I always thought that machines were made to lighten a person’s work load and free up time for leisure. No one explained to us in Home Economics classes that a piece of machinery has a mind of its own. Of course, I didn’t know then that I would eventually have four children, a dog (or two), live in the country and have to deal with country plumbing. When I speak of country plumbing, I mean the sort that relies on well water and electricity to work. Urban plumbing simply requires a water supply that works on gravity and usually comes from a central pumping station. Country living depends on a well and a pump that rumbles and gyrates on a cinder block base in the cellar. Everything is just fine as long as the pump is working and the pump works as long as the power supply keeps coming which is a moot point if the machine in question is in top shape.
My first bone of contention upon moving to the country was the fact that gravity was no operating in my favour. Our washing machine was down in our brand new basement along with something called a sump pump. The sump pump moves the excess water (rain or snow melt or just ground water) out from under the house and into the ditch. I was supposed to keep an ear cocked for excessive pump action which could mean that our basement was flooding and the pump was being over-worked.
At first I assumed the sudsy water would just go into the drain and end up in the ditch. O no, no, no! Things were not that simple. Washing water, flushed water, bath water, and dish water were destined to take a downward journey from the upstairs floor and an upward journey from the cellar out to a tank buried in the ground. This tank got pumped out at least every two years, a smelly operation carried out by a large pumper truck. Getting water to flow down is no problem, but getting water pumped up from my washing machine required a third pump, one that sat beside my washer. That pump became the bane of my existence and was called some very colourful names and threatened regularly with bodily harm.

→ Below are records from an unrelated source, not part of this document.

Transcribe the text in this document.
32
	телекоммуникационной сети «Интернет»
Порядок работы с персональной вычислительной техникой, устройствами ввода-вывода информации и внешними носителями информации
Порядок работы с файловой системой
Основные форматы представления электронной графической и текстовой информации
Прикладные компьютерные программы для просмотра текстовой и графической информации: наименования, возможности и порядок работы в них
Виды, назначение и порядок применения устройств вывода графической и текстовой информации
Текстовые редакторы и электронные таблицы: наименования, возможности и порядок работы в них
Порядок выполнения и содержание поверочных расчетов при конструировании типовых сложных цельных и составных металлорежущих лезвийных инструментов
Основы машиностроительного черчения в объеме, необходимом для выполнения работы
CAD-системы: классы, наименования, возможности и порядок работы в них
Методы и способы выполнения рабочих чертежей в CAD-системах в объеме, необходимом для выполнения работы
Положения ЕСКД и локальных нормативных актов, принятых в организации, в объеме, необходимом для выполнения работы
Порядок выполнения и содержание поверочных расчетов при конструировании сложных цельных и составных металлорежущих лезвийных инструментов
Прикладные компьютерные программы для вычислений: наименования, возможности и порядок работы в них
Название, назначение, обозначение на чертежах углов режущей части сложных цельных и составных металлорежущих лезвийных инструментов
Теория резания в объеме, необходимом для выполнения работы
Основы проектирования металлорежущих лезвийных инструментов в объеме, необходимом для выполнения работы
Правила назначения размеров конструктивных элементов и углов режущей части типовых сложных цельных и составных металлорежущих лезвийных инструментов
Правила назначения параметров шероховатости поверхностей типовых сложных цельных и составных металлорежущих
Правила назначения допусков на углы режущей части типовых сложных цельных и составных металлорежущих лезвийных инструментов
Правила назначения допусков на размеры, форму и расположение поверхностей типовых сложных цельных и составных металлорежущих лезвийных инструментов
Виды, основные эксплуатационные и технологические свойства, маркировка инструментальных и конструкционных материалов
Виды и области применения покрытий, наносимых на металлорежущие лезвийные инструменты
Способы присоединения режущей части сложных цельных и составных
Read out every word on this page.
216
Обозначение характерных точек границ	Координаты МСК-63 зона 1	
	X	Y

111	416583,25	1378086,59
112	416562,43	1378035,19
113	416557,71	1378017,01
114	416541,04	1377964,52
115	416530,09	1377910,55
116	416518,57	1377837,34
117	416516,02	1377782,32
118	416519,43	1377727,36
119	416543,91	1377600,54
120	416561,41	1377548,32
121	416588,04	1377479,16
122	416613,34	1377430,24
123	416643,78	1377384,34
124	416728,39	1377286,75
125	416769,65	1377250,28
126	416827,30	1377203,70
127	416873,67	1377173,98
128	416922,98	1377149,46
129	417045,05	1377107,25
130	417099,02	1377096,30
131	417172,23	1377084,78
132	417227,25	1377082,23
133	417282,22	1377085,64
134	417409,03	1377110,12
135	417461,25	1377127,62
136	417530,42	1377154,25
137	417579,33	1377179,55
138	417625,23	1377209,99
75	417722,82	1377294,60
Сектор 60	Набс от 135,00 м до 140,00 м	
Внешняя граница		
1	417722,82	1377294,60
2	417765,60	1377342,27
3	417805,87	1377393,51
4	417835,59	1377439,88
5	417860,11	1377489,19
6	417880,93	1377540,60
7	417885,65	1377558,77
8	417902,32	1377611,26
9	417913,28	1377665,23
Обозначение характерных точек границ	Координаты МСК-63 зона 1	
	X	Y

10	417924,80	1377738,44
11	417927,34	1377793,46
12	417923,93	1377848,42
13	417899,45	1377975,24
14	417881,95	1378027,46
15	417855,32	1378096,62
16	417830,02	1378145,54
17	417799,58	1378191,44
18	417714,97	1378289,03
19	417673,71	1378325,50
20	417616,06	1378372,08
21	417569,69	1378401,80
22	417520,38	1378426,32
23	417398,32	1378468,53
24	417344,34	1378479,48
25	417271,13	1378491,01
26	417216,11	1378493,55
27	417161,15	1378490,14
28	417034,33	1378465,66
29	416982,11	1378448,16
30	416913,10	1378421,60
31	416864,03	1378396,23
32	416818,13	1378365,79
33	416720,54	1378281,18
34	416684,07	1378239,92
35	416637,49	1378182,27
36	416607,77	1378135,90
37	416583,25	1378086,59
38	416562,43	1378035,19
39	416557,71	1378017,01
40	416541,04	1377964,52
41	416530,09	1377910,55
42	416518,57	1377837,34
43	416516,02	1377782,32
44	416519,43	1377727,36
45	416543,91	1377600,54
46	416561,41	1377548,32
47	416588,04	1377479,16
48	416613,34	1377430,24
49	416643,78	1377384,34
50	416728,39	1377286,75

Hearing became an important sense for country survival. Not only was I listening for the particular telephone ring that was our party-line sequence, I was also listening for the for the sound of pumps. The regular operation of the sump pump and the well pump were essential, and even more necessary was the sound of the washing machine because, should I not hear the change i in it’s tone indicating the beginning of the rinse cycle, I wouldn’t get to the the pump switch before the deep washing sink overflowed onto the basement floor. Then I would have to spend some time in my rubber boots, sweeping water down to the floor drain. Because of four noisy children, a barking dog (or two) and my forgetfulness, our basement floor got washed on a regular basis. I spent a great deal of time in my rubber boots.

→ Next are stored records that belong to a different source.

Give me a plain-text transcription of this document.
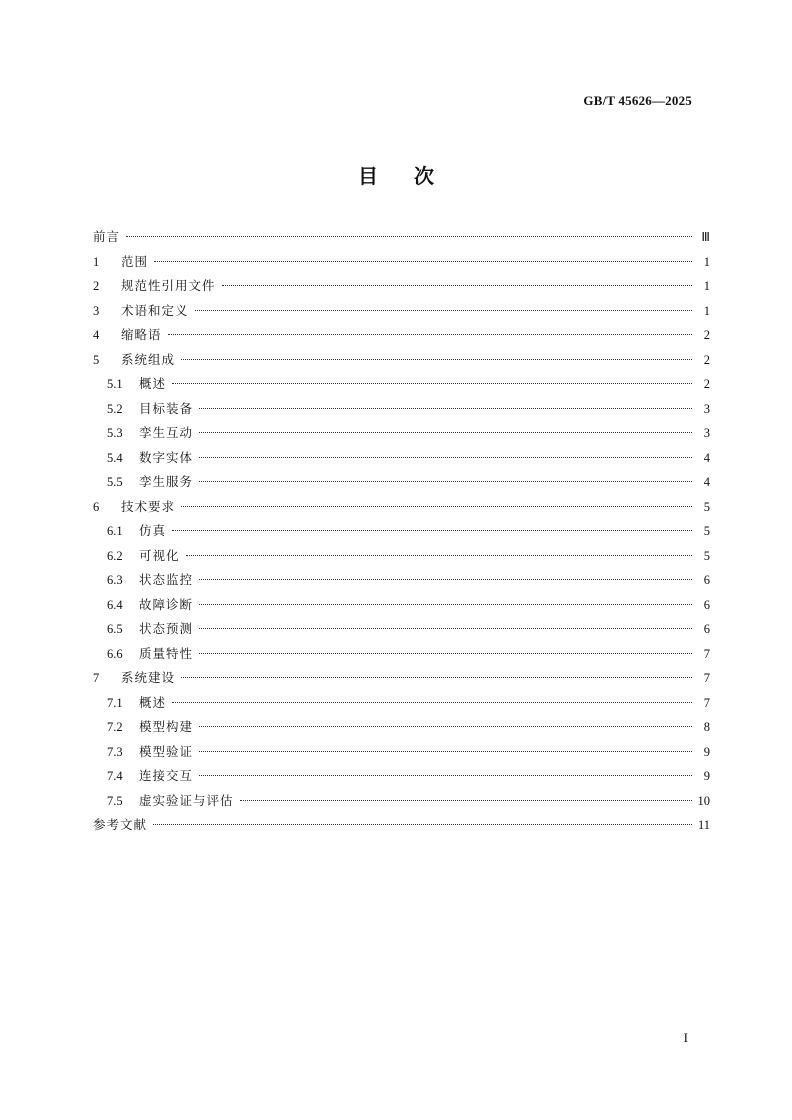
GB/T 45626—2025
目次
前言	Ⅲ
1	范围	1
2	规范性引用文件	1
3	术语和定义	1
4	缩略语	2
5	系统组成	2
5.1	概述	2
5.2	目标装备	3
5.3	孪生互动	3
5.4	数字实体	4
5.5	孪生服务	4
6	技术要求	5
6.1	仿真	5
6.2	可视化	5
6.3	状态监控	6
6.4	故障诊断	6
6.5	状态预测	6
6.6	质量特性	7
7	系统建设	7
7.1	概述	7
7.2	模型构建	8
7.3	模型验证	9
7.4	连接交互	9
7.5	虚实验证与评估	10
参考文献	11
I
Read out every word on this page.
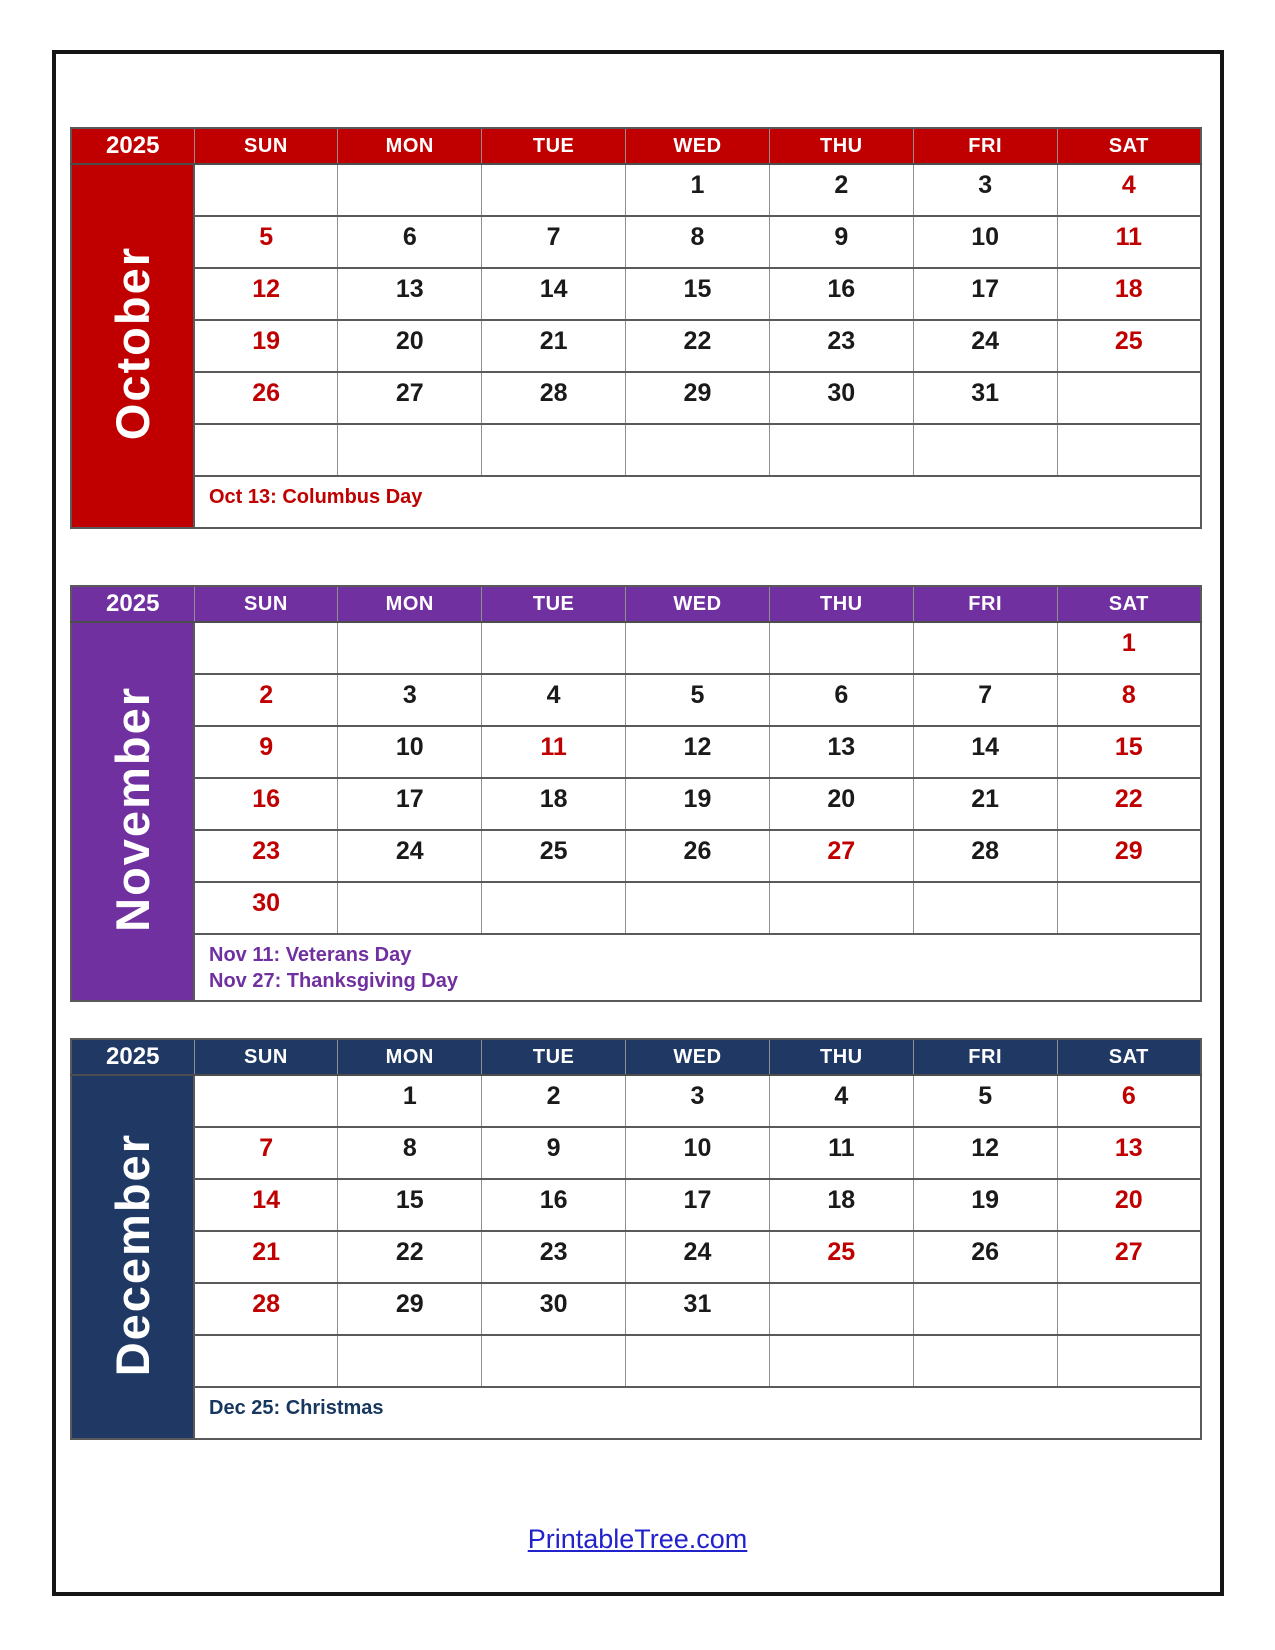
2025	SUN	MON	TUE	WED	THU	FRI	SAT
October				1	2	3	4
	5	6	7	8	9	10	11
	12	13	14	15	16	17	18
	19	20	21	22	23	24	25
	26	27	28	29	30	31	

	Oct 13: Columbus Day						
2025	SUN	MON	TUE	WED	THU	FRI	SAT
November							1
	2	3	4	5	6	7	8
	9	10	11	12	13	14	15
	16	17	18	19	20	21	22
	23	24	25	26	27	28	29
	30						

	Nov 11: Veterans Day
Nov 27: Thanksgiving Day						
2025	SUN	MON	TUE	WED	THU	FRI	SAT
December		1	2	3	4	5	6
	7	8	9	10	11	12	13
	14	15	16	17	18	19	20
	21	22	23	24	25	26	27
	28	29	30	31			

	Dec 25: Christmas						
PrintableTree.com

Washing machines come in all sizes. Ours was a commercial size with room enough, according to the advertisement to do the muddy laundry of a football team in the spring. I beg to differ. If I loaded towels and a couple of sheets into the tub, our washing machine set up a racket that would rival a cement mixer. It would dance a jig a leprechaun would envy and twist better than Chubby Checker ever did. Again, I would run down to the basement to placate the angry beast by opening it up and trying to level the load. It usually took me three tries to end its temper tantrum. I began to think living in a nudist colony had great attraction.

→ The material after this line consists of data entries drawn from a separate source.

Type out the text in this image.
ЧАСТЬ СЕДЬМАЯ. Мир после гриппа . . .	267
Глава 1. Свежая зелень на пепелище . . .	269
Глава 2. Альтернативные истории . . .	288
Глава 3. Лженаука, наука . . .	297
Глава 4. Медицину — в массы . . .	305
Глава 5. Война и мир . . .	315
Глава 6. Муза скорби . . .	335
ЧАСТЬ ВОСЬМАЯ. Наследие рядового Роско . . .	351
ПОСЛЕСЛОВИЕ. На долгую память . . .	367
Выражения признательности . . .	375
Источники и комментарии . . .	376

I remember being taught how to fold laundry properly in Home Ec and I used to love ironing clothes when I lived at home with my parents. I would make neat piles and hang all the shirts up on hangers so that the newly pressed collars and sleeves wouldn’t get crushed. Now, I just rushed down to the washing machine and flung everything into the drier that wasn’t going out on the line. Then, if I timed it just right, I could run down to the drier as soon as it stopped and not have to iron at all. I did a lot of running up and down stairs in those days. On the days I won the race, my husband didn’t have to wear wrinkled shirts.
Three stellar laundry days stand out in my memory. The first was the day we got a water sensitive drain that tripped the pump switch as soon as the water drained. That was real freedom. The second, was the day when our upstairs laundry room was completed and our machines came upstairs for good. No longer did I have to carry the laundry baskets up and down. The third day was the day our teenage children complained about the lack of clean clothes in their drawers. The light bulb went on over my head and a beatific smile spread over my face.
“Come with me ,” I beckoned them one by one. ” It’s time I introduced you to the washing machine and dryer.”
As they backed gingerly away from the manic gleam in my eyes, I closed the laundry room door and launched into the basics of Student Laundry 101.